Entre 1949 e 1950, logo após a vitória da Revolução Chinesa, o país lançou sua própria reforma agrária, abolindo os latifúndios e redistribuindo a terra aos camponeses. Com base nessa agricultura de pequenos produtores, a China industrializou-se gradualmente e desenvolveu máquinas agrícolas adaptadas à agricultura em pequena escala. Hoje, a China produz mais de 4.000 tipos de equipamentos agrícolas. Nesse sentido, apesar da distância geográfica, a China e o Brasil compartilham uma surpreendente convergência em termos de pequenos agricultores, mobilização rural e caminhos rumo à equidade tecnológica.

Nas vastas terras do Brasil, cerca de 77% das unidades de produção agrícola são propriedades familiares, com dezenas de milhões de agricultores responsáveis por alimentar a nação.

Ao contrário dos sistemas agroindustriais altamente mecanizados, aproximadamente 70% dos alimentos que chegam à mesa dos brasileiros são produzidos por pequenos agricultores.

No entanto, esses agricultores enfrentam há muito tempo vários desafios: ferramentas agrícolas obsoletas, escassez de mão de obra e reforma agrária estagnada.

Para eles, o uso de máquinas agrícolas não é apenas uma questão de melhorar a produtividade, mas também uma busca por justiça social, uma forma de resistência e perseverança cotidianas.

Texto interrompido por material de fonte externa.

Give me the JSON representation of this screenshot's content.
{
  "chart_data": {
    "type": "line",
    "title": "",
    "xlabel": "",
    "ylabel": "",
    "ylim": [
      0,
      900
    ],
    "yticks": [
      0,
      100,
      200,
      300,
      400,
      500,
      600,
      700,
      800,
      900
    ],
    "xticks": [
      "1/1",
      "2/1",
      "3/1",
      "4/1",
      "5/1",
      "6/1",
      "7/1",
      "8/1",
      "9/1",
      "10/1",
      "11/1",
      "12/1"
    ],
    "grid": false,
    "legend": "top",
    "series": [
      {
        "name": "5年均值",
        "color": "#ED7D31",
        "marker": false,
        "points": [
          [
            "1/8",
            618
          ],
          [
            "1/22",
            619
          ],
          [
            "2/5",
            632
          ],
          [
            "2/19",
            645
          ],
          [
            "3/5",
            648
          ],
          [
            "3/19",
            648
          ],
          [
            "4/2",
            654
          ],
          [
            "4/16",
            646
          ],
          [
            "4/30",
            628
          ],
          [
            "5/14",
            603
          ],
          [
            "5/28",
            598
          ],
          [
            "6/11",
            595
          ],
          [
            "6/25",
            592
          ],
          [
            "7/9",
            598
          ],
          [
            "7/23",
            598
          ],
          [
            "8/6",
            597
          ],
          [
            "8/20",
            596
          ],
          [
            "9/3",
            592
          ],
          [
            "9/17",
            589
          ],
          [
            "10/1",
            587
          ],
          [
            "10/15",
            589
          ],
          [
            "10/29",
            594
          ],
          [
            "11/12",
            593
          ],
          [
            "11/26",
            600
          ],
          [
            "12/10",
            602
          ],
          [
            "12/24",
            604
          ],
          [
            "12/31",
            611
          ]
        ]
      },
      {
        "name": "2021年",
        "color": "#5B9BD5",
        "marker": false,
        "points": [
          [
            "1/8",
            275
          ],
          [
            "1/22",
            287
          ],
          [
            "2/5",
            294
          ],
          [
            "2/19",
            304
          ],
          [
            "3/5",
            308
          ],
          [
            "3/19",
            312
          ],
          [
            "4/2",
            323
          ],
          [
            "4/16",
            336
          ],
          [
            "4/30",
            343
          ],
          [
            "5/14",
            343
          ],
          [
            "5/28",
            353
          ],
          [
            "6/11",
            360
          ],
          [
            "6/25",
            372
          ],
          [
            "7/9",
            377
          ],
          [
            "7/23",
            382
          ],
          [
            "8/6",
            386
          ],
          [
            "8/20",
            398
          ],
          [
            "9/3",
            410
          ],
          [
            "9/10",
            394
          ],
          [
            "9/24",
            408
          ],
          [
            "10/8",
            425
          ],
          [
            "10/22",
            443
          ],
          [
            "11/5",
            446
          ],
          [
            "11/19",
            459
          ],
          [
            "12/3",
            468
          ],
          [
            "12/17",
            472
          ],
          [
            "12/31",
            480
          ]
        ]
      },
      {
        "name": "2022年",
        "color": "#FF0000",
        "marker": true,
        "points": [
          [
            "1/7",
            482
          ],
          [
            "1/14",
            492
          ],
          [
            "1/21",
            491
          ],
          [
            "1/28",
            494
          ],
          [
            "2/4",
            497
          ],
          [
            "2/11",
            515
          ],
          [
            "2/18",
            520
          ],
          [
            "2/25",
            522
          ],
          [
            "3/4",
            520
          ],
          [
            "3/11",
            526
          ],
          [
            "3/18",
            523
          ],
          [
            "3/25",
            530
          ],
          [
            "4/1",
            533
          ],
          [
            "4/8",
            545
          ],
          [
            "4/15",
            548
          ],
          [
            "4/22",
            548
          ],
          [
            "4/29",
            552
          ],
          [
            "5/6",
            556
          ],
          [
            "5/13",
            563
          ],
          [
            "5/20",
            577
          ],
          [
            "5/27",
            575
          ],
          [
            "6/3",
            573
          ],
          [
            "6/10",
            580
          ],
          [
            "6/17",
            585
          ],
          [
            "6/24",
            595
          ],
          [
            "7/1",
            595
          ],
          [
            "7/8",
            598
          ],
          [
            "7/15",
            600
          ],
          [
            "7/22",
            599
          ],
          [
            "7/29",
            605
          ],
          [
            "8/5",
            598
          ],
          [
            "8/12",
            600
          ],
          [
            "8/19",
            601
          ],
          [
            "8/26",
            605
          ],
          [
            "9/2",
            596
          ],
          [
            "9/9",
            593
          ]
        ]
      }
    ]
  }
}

Isso torna a cooperação e a transformação especialmente urgentes e necessárias.

Convidamos você a assistir ao filme completo, ouvir mais histórias inspiradoras e testemunhar essa colaboração agrícola além-fronteiras.

Máquinas Chinesas, Terras Camponesas: tecnologia para alimentar o Brasil

              LEIA TAMBÉM! 

"Dr. Antônio Jacob da Paixão Carneiro foi dos cidadãos mais probos e atuantes desta Terra"




Aqui mais notícias

PT de Ubá questiona papel da Secretaria de Segurança após Prefeitura empurrar ônus da ordem pública para cidadão

"PT Ubá questiona Segurança no Carnaval de Ubá"

À qual classe social você pertence? Veja como elas são categorizadas.

Perdoai as nossas dívidas ou perdoai as nossas ofensas?

A Privatização do Lucro e a Socialização das Perdas: Uma Análise da Arrecadação em Ubá (2009-2022)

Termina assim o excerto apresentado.